5. The cache device of claim 3, wherein the plurality of patterns are set with the aid of AI that takes a hardware constraint of the hardware device into consideration.

6. The cache device of claim 5, wherein the plurality of patterns are set through reinforcement learning.

7. The cache device of claim 5, wherein the hardware constraint is a dynamic random access memory (DRAM) burst length.

8. The cache device of claim 1, wherein the plurality of patterns are initialized offline.

9. The cache device of claim 8, wherein the plurality of patterns are static during runtime of the cache memory.

10. The cache device of claim 8, wherein the plurality of patterns are updated during runtime of the cache memory.

11. A cache line compression method comprising:

setting a plurality of patterns with the aid of artificial intelligence (AI);

performing a dictionary-based lossless compression upon a compression unit according to at least one pattern selected from the plurality of patterns; and

storing a compression result of the compression unit into one of a plurality of cache lines in a cache memory.

12. The cache line compression method of claim 11, wherein the cache memory is a system level cache (SLC).

13. The cache line compression method of claim 11, further comprising:

transferring the compression result of the compression unit from the cache memory to a hardware device.

14. The cache line compression method of claim 13, wherein the hardware device is a dynamic random access memory (DRAM).

15. The cache line compression method of claim 13, wherein setting the plurality of patterns with the aid of AI comprises:

setting the plurality of patterns with the aid of AI that takes a hardware constraint of the hardware device into consideration.

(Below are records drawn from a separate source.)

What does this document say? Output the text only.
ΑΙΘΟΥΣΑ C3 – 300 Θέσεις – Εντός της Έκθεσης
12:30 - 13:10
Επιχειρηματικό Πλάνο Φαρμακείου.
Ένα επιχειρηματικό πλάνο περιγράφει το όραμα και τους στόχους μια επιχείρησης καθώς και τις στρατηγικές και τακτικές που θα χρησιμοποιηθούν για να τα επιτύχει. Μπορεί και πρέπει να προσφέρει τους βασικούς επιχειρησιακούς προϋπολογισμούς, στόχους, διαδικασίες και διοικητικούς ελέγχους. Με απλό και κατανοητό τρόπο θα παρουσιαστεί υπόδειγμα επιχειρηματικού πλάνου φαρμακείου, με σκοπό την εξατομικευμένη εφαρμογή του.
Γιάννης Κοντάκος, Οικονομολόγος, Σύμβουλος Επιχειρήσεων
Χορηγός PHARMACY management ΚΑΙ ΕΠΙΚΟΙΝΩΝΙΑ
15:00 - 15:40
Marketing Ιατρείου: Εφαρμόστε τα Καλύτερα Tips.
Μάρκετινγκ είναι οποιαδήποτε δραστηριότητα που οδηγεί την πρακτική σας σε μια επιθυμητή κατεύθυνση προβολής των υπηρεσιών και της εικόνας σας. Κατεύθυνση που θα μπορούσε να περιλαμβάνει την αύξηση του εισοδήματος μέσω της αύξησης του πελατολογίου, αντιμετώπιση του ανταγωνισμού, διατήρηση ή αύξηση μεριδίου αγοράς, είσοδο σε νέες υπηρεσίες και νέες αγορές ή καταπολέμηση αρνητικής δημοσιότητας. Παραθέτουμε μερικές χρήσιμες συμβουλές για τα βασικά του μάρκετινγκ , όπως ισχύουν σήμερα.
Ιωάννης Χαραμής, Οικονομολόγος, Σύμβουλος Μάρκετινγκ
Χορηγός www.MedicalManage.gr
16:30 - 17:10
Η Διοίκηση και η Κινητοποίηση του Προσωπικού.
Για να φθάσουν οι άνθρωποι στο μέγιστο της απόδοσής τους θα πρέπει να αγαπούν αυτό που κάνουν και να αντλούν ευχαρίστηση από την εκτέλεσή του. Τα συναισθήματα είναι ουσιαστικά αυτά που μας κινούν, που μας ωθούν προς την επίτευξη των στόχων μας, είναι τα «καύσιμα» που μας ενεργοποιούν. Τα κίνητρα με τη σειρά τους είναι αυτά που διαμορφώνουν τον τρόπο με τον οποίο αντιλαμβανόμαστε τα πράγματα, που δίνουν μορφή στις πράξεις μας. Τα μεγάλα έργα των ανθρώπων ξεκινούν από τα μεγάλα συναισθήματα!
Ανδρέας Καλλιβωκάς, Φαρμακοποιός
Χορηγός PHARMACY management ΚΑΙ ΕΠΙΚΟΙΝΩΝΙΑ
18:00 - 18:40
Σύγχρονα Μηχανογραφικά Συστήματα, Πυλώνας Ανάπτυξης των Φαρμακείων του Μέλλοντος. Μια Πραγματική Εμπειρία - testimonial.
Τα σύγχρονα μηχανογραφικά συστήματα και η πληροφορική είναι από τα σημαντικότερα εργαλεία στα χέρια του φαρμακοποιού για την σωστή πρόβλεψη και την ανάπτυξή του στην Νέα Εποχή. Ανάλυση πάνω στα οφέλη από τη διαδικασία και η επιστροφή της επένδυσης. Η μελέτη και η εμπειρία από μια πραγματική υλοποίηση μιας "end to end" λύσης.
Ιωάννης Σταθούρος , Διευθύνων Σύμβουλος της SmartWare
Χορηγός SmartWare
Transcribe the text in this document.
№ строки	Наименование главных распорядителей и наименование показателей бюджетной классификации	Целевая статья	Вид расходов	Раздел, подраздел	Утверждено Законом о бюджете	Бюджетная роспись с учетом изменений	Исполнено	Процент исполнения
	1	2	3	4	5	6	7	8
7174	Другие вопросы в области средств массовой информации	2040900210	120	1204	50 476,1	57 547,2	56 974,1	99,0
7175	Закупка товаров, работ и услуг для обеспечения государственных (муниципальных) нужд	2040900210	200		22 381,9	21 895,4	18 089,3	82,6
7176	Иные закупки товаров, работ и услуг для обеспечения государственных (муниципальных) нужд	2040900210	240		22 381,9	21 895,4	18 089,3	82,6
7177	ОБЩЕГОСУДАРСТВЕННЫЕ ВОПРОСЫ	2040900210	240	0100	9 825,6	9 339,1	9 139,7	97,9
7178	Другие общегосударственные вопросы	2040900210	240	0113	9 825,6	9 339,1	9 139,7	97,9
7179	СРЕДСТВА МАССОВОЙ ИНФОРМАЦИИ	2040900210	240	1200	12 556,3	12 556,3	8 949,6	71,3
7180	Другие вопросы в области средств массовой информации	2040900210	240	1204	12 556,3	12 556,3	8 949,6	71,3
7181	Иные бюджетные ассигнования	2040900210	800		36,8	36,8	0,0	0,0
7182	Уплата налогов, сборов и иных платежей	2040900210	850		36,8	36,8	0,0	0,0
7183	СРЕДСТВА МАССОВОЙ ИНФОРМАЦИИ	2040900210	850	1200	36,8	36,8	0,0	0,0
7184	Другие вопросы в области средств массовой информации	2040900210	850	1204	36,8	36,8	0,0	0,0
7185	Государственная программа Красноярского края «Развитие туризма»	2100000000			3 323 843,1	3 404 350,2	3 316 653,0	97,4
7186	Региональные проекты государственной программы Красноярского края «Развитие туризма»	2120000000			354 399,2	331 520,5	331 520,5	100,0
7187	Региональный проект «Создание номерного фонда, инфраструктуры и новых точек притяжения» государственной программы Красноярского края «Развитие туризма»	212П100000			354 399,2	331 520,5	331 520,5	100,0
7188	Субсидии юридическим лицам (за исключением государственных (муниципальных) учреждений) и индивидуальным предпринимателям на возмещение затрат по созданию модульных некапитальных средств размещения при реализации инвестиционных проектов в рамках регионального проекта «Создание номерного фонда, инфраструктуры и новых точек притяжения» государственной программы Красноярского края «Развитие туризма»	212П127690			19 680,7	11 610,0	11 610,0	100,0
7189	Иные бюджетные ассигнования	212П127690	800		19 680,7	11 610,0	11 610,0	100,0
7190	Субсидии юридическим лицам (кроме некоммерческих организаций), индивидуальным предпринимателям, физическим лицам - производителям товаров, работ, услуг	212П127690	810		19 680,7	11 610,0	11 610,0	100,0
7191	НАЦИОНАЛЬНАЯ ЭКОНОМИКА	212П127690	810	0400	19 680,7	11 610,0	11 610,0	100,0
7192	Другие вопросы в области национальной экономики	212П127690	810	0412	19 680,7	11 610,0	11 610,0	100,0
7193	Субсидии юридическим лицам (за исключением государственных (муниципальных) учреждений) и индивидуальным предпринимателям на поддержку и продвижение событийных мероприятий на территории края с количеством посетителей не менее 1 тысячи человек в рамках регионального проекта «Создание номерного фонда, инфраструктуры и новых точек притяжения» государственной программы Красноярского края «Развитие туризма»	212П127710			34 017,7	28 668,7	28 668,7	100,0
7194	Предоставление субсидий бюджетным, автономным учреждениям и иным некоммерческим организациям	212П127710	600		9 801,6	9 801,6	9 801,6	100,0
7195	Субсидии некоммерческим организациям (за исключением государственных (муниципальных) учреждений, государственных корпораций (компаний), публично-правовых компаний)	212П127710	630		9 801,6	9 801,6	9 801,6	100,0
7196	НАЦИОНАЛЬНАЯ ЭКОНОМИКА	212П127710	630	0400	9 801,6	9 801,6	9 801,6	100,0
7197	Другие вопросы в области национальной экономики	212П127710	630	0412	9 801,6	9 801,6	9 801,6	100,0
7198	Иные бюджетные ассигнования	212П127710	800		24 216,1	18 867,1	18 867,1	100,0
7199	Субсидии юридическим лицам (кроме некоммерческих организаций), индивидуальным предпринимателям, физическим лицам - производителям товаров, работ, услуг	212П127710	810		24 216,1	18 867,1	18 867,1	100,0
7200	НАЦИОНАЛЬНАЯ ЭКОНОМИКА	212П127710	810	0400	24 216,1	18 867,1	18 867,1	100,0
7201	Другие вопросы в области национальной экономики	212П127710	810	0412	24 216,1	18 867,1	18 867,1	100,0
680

16. The cache line compression method of claim 15, wherein the plurality of patterns are set through reinforcement learning.

17. The cache line compression method of claim 15, wherein the hardware constraint is a dynamic random access memory (DRAM) burst length.

18. The cache line compression method of claim 11, wherein setting the plurality of patterns with the aid of AI comprises:

initializing the plurality of patterns offline.

19. The cache line compression method of claim 18, further comprising:

keeping the plurality of patterns unchanged during runtime of the cache memory.

20. The cache line compression method of claim 18, further comprising:

updating the plurality of patterns during runtime of the cache memory.